Из дырки, где был сучок, заплескивалась вода. Я взял черпачок, стал вычерпывать воду. Вода окрасилась алой кровью.
Стал зализывать рану. Потом взял весло. Кровь не переставала течь. Я сел на досточку и начал грести.
Мелькнуло в голове: «За что же мне такое?» Да тут же по-местному, по-озерецки отогнал эту мысль. Хозяин знает, кого в фатеру пускать.
Я был покоен. И уже не трудил голову, за что мне это. Только бы не профукать, улыбнулся я словам старца Григория.
Я не знал, где Яхронга впадает в ту реку, что протекает рядом с Селением. Где-то была излучина, за мостом. Мне хотелось напоследок еще раз увидеть мужиков из Селения. Не знаю, зачем, но очень хотелось. И чтоб слепой обязательно был. Он придет, я не сомневался.
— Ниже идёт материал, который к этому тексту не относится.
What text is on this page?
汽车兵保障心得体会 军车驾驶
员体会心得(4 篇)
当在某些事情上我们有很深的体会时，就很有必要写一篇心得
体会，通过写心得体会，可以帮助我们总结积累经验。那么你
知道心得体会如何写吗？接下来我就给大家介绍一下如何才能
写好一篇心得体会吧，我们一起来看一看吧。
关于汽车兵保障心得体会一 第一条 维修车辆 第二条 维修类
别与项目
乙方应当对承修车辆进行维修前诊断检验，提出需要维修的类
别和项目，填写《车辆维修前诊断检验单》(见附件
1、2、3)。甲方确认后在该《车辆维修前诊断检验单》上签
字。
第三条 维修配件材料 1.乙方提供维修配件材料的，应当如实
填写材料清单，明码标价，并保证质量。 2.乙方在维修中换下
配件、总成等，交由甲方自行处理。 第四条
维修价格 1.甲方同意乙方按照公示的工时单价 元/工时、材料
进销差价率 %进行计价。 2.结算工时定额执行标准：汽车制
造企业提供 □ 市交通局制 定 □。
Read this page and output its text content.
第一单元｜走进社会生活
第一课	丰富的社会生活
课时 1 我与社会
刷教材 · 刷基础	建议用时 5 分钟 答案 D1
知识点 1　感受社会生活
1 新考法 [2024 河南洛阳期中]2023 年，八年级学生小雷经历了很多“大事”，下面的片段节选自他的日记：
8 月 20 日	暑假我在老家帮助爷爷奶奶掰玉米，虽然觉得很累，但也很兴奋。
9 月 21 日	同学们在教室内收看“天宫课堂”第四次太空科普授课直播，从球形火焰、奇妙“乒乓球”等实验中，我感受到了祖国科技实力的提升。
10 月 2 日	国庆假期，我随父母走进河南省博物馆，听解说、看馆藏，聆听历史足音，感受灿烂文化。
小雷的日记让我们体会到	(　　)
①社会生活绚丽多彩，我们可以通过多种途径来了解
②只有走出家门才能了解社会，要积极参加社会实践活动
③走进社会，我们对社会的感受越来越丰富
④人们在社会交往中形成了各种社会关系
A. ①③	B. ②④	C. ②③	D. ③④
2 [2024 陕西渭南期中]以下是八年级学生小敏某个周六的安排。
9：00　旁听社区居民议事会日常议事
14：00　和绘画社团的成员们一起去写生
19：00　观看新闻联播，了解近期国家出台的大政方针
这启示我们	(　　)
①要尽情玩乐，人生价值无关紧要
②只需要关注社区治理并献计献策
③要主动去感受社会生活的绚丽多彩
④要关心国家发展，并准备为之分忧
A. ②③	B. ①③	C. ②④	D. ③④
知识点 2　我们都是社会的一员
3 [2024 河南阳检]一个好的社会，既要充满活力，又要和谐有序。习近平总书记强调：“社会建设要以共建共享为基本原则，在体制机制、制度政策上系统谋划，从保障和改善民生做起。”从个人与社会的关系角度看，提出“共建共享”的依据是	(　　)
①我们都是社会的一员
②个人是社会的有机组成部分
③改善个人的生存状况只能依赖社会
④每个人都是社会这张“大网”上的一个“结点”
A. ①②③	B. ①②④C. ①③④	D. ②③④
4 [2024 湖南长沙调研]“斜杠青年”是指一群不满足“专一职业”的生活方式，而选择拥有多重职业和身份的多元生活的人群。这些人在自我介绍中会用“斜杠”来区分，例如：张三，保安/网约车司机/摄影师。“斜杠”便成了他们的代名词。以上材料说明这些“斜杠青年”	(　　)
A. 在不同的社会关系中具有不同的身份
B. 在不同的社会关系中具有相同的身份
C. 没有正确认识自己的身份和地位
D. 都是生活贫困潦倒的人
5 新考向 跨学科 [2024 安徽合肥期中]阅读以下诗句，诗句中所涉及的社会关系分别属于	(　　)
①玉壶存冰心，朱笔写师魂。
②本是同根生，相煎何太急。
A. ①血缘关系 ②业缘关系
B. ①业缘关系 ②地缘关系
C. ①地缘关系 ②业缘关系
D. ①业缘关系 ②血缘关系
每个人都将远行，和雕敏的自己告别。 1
Вокруг меня сгущались годы. Я смотрел вдаль и видел отдельно каждую травку: на склоне холма среди камней — черноголовник, вдоль берега, на отмели, — горец, на лугу — чистяк. И я удивился: ведь был близоруким. Откуда? Значит, так надо. Или как Мишка говорит: «Все путем».
И вспомнил, что на высоком бугре стоят и церкви, и погосты. Ближе к небу. Особенно погост вспомнил, среди сосен, и там, рядом с крестами, трава, земляника от солнца переспелая, почти черная.
Я махал веслом. Кровь на руке засохла. Привычно работал. Мелькнуло в голове: «Как же потом, против течения, по той реке, где Селение?» А, ладно. Где шестом буду пихаться, где волоком потащу.
С лодкой я не хотел расставаться.
Я вывел лодку на середину реки. Семя времени уничтожилось в моей душе. И я услышал, как поднимается слабый росток новой жизни.
Пошел лес. Но не черный, живой. С подлеском бузины, малины.
Тень от высокого берега. Облака в воде.
Ветер я чувствовал лицом, запотевшим от работы телом. Далеко, в темноте леса, услышал крик дятла. Он забарабанил по дереву. Я слышал дробь не ствола — вибрирующей ветки. Когда, в эту минуту или в немеренной веками будущей моей жизни?
Прикрыл глаза. И сквозь ресницы: излучина, упавшая в воду сосна, вода шевелит ветки.
Бурунчики кружились вокруг весла.
Лодка, подгоняемая течением, неслышно скользила посередине реки.